The Jurats and the King's officers on horseback, and the Viscount, carrying his staff of office, an el] long, with one end on the pummel of his saddle and the other upwards, start on their journey, the Constable and his men following on foot. When the Viscount's staff encounters any hedge or bough overlapping the road it is found branchage and the owner is fined, but if the irregularity is below the Viscount's staff then the Road Surveyor is fined.

Then in Poingdestre's time there was the Militia consisting of three "Colonyes in twenty seven Companyes of foot, good freemen well armed and well diciplin'd and a troop of horse. These be the certain Trained Bands obliged to be in readiness on all occasions. But there are above one Thousand besides of fusty fellows, able to serve but unable to provide themselves with arms and musician who might be added to these."

We have seen that when Sir Thomas Morgan was Governor the troops were obliged to provide themselves with a scarlet jacket. By an act of the States, 6th March, 1687, it was directed that all horsemen are to clothe themselves in " Casaques Rouge," as well as the Militia, and they are ordered to provide themselves with the same before the next parade and that those who did not so appear will have these provided and if they object to payment, the Constables are authorized to seize their goods to meet the necessary expense.

We find that the States were very anxious about the poverty in the Island and at their meeting of the 2nd April, 1685, they were of opinion that it was caused principally by the bad prices obtained from the sale of stockings, and cider, and they therefore directed that from the 1st May following, each parish should raise a voluntary subscription. In the case of those in comfortable circumstances, who refused to pay their fair proportion, the Constables were authorized to seize and sell sufficient goods belonging to the unwilling givers so as to provide the necessary quota.

Labour was cheap, and we hear of one La Cloche hiring one Raulin Godel, with the consent of his parents, for three years to help him in his mill and other work. In return La Cloche agreed to provide him with food, clothes and boots and give him one ecu a year, and the father and mother had to give security for his good behaviour.

Then we have a Swedish vessel of about two hundred tons with thirteen guns leaving St. Aubin's roads on a voyage to the West Indies. Before leaving, the master had engaged about one hundred young men, and women, to go with him for periods of three or seven years, on the under-standing that each should have four suits of clothing each year and one hundred livres at the end of four years.

Among those so engaged we find the names of Jacques Perchard, Hugh Besnard, Pierre Dolbel, Pierre Le Commune, Daniel Falle, Noel Pallot, Phyllis Hubert, Clement Any and Phyllis Jean. It would be very interesting to know what became of these enterprising Jersey people, who in their anxiety to find an opportunity to adventure on new fields, were willing to entrust their persons to the custody of a Foreign master.

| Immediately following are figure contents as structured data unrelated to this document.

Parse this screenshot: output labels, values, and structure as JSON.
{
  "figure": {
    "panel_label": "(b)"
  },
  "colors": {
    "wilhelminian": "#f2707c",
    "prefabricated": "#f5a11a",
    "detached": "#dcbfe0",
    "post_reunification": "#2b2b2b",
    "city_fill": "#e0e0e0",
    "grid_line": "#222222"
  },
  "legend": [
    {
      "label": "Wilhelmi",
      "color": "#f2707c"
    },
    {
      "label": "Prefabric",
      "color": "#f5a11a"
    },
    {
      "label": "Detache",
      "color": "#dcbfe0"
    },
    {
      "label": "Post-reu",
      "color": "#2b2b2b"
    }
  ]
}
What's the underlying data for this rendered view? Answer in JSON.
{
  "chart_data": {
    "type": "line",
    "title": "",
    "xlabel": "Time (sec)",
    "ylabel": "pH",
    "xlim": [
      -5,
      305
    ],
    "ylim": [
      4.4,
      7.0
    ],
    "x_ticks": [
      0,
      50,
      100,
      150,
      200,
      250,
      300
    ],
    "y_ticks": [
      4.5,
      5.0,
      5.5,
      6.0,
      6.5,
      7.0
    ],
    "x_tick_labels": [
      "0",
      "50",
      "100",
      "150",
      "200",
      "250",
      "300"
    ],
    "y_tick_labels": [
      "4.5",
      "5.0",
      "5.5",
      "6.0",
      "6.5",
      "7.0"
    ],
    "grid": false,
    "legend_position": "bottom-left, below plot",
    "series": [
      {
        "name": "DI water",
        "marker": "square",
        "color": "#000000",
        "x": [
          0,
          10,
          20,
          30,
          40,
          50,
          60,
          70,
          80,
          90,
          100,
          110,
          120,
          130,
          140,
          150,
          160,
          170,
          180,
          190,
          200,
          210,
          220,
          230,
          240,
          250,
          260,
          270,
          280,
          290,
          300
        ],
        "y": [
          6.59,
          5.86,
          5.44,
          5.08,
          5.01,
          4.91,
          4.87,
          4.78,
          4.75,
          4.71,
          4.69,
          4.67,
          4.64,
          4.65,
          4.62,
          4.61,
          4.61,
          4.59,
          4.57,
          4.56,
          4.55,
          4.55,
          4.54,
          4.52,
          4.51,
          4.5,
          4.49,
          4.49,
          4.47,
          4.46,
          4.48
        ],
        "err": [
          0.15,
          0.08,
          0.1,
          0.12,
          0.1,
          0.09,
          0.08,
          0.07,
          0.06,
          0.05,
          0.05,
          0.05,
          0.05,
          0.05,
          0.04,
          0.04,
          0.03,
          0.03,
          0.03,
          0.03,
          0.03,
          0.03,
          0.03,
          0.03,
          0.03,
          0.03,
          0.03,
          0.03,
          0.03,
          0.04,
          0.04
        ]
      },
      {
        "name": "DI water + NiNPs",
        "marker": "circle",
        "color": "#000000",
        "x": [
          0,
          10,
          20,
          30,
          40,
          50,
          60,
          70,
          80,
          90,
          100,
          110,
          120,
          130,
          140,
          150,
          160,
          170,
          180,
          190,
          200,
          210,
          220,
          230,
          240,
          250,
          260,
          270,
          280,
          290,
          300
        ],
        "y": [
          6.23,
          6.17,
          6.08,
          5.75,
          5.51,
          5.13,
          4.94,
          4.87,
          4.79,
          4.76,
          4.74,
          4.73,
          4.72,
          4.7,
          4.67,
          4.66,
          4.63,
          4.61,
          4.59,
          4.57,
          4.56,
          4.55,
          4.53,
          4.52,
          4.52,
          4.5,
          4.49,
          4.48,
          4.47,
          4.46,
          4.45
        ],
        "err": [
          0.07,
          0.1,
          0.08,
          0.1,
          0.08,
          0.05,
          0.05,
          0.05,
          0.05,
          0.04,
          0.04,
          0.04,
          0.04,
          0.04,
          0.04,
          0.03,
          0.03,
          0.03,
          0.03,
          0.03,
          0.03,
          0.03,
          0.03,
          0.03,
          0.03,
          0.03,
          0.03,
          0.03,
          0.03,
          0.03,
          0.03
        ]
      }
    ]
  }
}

It was a very cruel age and justice was often tempered by the moods of those in authority. We read in Evelyn's Diary that he had watched a man, who had been accused of robbery, being tortured in prison. As the man refused to confess, the torture was increased until the man lost consciousness, after having refused to confess a crime of which probably he was innocent. We know that Evelyn was one of the most enlightened men of his time, and we get some idea of the trend of mind of those in power in the land. A man who had good friends found many excuses, but those who had none, found speedy justice.

Philip de le Cour of Jersey stole a goose and a sheep but escaped to London, where by the aid of his friends he was enabled to appeal for pardon before the Privy Council. Their Lordships directed, that as he had a poor family to maintain, and had suffered much already, the Bailiff and the Jurats were to grant hint a free pardon, and he returned home a free man.